Ne era seguito un silenzio in cui Brian aveva rimpianto di aver raccontato quelle cose a Roger. Sicuramente il batterista si era annoiato, sicuramente stava cercando di trovare una presa in giro adeguata...

“Dio, ma quanto sei intelligente, Bri “ Aveva invece esclamato Roger. “Potrei quasi innamorami.” E ridendo si era accoccolato sulla spalla del chitarrista. “Dai, raccontami altre cose da astronomo!”

E così avevano passato la serata, accoccolati a parlare di spazio e stelle. E forse, quella era stata la serata più meravigliosa della vita di Brian. 

Perso com’era nei ricordi, non si rese conto di Roger che si era alzato, gli aveva rubato un paio di pigiama ed era sceso in salotto. Sussultò quando avverti le braccia del biondo attorno la sua vita. 

“Torna a letto, Bri. “ Disse il batterista, posando il bacio sul suo sterno. “Fa freddo e non voglia di stare da solo.” 

Brian scrollò le spalle, lasciando che Roger sostenesse in parte il suo peso, ma lasciò che l’altro lo prendesse per un polso. 

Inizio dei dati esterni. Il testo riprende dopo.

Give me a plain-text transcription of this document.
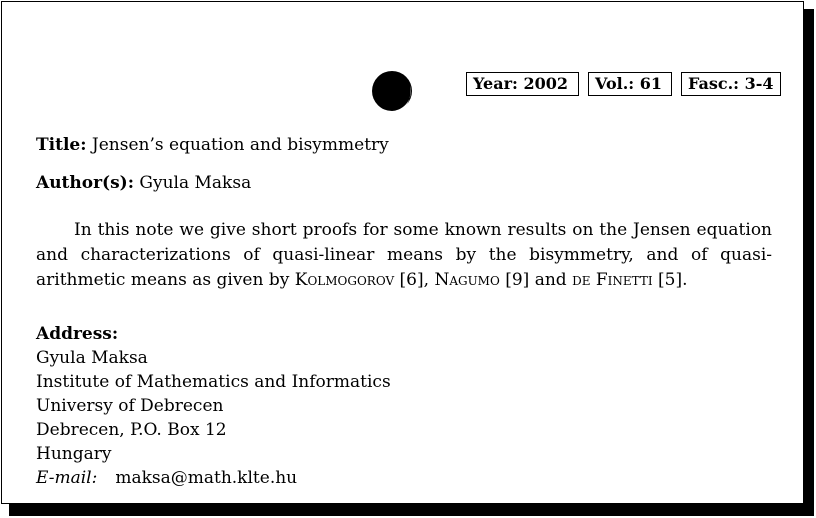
Year: 2002	Vol.: 61	Fasc.: 3-4
Title: Jensen’s equation and bisymmetry
Author(s): Gyula Maksa

In this note we give short proofs for some known results on the Jensen equation and characterizations of quasi-linear means by the bisymmetry, and of quasi-arithmetic means as given by Kolmogorov [6], Nagumo [9] and de Finetti [5].

Address:
Gyula Maksa
Institute of Mathematics and Informatics
Universy of Debrecen
Debrecen, P.O. Box 12
Hungary
E-mail: maksa@math.klte.hu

“Dai, se vieni con me, puoi stare anche tutta notte a parlarmi delle stelle.”
Disse Roger. 

Brian sorrise e si senti molto toccato dell’offerta dell’amico. E mentre salivano le scale, prendendosi una pausa ogni qualche gradino, non riuscì a smettere si sorridere. 

Se quello era come si sentiva chi era innamorato, avrebbe dato qualsiasi cosa pur di stare sempre così bene, soprattutto per sentirsi così insieme a Roger.